We are aware of concerns expressed by Information Commissioners office (ICO) in relation to people using WhatsApp to control and process personal information e.g. CCTV images, photographs etc. It is responsibility of anyone Controlling or Processing data to comply with GDPR and DPA 2018. Advice on the issue of Data Protection can be found in the NPW Good Practice Guide. However it might be helpful to re-print a section of a letter sent by ICO to the NABCP in relation to a retailers use of WhatsApp to share images with his staff:

‘Concerns have recently been raised with the ICO around a retailer’s use of WhatsApp to share the personal data of suspected offenders amongst employees’ personal mobile devices. This data included photographs of images viewed on CCTV monitors and additional information about suspects. Following our investigations, we have concluded that the use of WhatsApp and similar platforms on employees’ personal devices in this context is unlikely to comply with the requirements of the DPA, specifically those of the seventh data protection principle.

The seventh principle requires organisations to have implemented appropriate technical and organisational measures for the security of the information they hold, taking into account the nature of the personal data.

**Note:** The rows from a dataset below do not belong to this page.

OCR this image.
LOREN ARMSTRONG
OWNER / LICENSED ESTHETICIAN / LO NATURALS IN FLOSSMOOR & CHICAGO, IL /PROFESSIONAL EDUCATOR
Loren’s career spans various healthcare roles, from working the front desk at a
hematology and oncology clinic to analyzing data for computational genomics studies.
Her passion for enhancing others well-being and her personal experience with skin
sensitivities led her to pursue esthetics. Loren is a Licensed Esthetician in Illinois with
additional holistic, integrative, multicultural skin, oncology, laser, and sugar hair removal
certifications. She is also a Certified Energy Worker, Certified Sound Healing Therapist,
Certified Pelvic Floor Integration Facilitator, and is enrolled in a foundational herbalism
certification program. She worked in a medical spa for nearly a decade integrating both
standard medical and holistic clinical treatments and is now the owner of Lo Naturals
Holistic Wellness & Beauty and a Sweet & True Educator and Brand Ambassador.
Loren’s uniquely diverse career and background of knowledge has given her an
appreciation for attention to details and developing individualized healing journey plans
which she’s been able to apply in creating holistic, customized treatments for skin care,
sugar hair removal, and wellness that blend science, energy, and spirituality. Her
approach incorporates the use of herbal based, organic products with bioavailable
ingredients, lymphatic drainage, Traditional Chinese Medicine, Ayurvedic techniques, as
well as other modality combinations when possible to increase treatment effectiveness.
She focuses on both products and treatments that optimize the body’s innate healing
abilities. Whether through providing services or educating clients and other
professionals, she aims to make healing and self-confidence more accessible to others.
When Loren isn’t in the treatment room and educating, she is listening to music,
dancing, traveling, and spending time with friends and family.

In order to comply with this, we would expect an organisation to have relevant secure systems in place, such as sharing the images via a secure intranet or using company issued and controlled devices.

It is our view that there would not appear to be appropriate security measures in place once CCTV footage and other images of suspected offenders have been transferred to staff members’ personal mobile devices. Where individuals are using their own personal devices, organisations are unlikely to have any control over the further proliferation or retention of images, be that accidentally or deliberately. As a result of this, we have asked the retailer in question to cease using WhatsApp to share sensitive personal data about suspected shoplifters amongst employees’ personal devices.’